One Sided Frienships/Relationships


Hello Youtube, I hope you dig the theme for the video. I wanted to talk about one sided relationships as well as friendships. I am never afraid to go out and experience things, and I have a friend I love and respect who I wanted to do a Barbara Walters style interview with so that I could capture it and basically put it up on facebook but most of all, have it for memories. Friend said they didn’t want to do it so I wanted to know why, and he gave me a: I just don’t wanna do it. When I pressed further, there was just a: I don’t want to take it or leave it. Now, this made me pissed off because as far back as I could remember; I have been drawn into other peoples’ worlds, seeing their interests but they haven’t seen too many of mine or shrug it off without a thought. I am always the one giving because that’s what I do. In my relationship, I AM the Geek, that loyal one that gives all of himself and utmost devotion and if you don’t believe me, take it from a true geek here:  This is from one of my subscriptions GayComicGeek and he has a wonderful blog also. But when it comes to relationships and keeping people happy, I want a mutual thing that I can say: This friendship is mutually beneficial. Sometimes I stress that I am the black hole and I may be taking too much, and I voice that because when I really care about people, I want to make sure they get something out of the friendship we share.

So when things like the one sidedness comes up in especially family, it’s hard to talk about that without blowing up because I feel like the one always giving the effort. Listen to David From Six Feet Under,( who says I know, I’m the dependable one, the strong one, I keep things together that’s what I do, and everyone around me falls apart because that’s what they do)  and after I think of myself in that capacity, I feel like this
L screaming at the top of my lungs just to let the tension out)  I have a long way to go yes, we all do. But it seems like I’ll have to rid myself of these people whose only commonality I have with them is my past.

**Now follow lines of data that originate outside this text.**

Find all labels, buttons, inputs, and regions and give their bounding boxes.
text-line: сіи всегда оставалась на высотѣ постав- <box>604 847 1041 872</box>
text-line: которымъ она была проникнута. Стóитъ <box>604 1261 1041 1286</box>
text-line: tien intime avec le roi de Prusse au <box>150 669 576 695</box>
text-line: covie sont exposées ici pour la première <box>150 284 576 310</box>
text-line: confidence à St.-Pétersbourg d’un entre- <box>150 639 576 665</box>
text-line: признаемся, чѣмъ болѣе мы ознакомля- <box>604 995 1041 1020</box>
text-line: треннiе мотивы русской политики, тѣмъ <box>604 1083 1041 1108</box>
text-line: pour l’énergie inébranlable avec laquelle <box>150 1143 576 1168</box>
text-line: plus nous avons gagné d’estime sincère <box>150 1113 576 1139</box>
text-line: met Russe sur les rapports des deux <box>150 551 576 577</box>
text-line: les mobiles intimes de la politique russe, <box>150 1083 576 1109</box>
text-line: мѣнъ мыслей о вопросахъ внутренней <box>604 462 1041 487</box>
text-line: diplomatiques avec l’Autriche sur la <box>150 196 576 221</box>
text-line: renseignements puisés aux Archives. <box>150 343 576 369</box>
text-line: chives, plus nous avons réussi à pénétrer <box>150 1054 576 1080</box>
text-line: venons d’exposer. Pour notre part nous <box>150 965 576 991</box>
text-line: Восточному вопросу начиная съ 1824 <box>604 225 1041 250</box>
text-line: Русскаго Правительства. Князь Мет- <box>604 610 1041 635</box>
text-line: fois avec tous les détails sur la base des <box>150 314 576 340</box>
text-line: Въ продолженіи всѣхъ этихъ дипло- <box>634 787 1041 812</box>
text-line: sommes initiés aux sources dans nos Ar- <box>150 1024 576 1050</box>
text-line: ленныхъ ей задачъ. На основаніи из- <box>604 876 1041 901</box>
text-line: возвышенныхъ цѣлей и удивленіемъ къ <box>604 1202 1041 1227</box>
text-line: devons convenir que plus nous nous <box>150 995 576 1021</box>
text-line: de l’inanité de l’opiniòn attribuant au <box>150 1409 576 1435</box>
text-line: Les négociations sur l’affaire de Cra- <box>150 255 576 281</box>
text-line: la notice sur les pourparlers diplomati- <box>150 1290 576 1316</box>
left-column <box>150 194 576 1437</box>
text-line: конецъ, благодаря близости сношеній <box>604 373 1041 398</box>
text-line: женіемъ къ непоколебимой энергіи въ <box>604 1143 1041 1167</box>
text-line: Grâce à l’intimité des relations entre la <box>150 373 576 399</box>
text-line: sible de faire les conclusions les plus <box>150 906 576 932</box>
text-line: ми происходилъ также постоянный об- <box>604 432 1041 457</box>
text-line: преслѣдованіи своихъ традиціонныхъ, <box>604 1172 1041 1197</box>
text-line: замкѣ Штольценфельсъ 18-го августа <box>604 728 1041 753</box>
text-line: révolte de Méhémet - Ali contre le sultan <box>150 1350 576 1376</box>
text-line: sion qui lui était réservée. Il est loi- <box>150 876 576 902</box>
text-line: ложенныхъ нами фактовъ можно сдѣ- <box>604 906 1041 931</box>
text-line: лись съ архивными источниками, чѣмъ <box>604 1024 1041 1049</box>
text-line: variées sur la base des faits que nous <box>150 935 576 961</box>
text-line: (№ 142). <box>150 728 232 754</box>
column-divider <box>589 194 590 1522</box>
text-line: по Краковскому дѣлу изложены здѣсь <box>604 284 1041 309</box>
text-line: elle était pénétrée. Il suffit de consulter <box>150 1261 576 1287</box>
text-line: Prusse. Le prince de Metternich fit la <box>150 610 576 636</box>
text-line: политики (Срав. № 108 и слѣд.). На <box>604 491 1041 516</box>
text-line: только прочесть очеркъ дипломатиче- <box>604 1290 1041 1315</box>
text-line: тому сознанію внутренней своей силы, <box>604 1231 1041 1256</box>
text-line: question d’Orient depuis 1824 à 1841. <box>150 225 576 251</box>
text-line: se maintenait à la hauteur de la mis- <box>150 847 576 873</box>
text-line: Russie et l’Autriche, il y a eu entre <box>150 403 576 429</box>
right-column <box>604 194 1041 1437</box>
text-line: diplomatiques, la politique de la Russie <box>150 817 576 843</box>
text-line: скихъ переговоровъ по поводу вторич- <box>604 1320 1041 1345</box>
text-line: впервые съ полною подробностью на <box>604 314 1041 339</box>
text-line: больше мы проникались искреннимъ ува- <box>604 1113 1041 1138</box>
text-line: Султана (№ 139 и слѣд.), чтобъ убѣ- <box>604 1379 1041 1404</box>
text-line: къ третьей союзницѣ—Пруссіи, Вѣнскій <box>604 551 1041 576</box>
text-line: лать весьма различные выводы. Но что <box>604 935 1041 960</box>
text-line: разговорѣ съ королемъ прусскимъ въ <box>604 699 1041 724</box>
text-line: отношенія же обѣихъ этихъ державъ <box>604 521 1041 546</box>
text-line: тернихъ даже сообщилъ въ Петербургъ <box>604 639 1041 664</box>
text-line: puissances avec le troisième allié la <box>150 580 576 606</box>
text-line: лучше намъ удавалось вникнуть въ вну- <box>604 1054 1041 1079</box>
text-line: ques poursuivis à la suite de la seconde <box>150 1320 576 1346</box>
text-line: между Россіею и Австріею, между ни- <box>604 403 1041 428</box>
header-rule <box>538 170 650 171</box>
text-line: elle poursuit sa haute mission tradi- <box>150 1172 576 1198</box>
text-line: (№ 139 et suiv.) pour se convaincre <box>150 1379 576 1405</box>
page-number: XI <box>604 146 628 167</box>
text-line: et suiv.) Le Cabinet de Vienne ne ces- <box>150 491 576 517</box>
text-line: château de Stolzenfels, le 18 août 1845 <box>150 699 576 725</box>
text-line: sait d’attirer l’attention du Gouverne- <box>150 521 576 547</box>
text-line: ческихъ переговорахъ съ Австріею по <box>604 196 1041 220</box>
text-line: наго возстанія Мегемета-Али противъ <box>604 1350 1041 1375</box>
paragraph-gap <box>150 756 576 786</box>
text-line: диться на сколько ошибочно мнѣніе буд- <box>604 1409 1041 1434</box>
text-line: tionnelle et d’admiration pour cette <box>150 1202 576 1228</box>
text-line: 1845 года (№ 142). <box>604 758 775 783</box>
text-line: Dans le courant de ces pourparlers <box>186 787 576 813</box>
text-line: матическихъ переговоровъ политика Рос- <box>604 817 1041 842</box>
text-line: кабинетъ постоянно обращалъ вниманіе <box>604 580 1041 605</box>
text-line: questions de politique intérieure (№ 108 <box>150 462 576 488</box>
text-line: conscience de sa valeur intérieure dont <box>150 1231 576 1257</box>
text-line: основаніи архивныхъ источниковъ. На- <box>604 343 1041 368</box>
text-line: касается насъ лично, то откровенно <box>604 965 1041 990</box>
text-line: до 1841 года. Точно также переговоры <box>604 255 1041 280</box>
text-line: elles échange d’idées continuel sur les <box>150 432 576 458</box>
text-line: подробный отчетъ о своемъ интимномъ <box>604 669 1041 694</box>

I feel like the only time I get someone drawn into my world is when  I make videos because maybe that’s why I created it, so that maybe I could show my world to people and if they didn’t like a part of it they could just not watch and maybe I wouldn’t be as hurt as when people leave my life. I mean, I read in Beloved something I’d never forget: I learned to love a little bit so that when it is taken from me, I will not be destroyed.

But this is different from a boyfriend not wanting to exercise with you , but you watch things like Quantum Physics or mechanics and The Universe and he won’t even be able to sit through an Episode of InuYasha or Six Feet Under, or won’t watch Queer as Folk…well maybe it isn’t all that different because I want my friends if they are my friends to at least not run away when I say Let’s watch some Six Feet Under, or meet some of my other friends or whatever.

I guess this is why my youtube channel exists, because I wanna meet people who can have a view of me that I put out there, a positive one for the fans and the haters can go jump off the Brooklyn Bridge for all I care. IT’s just one of those things that I guess I’m going to have to have a talk about with my friend or some friends because if I can’t bring a friend into my world, why do I call them a friend?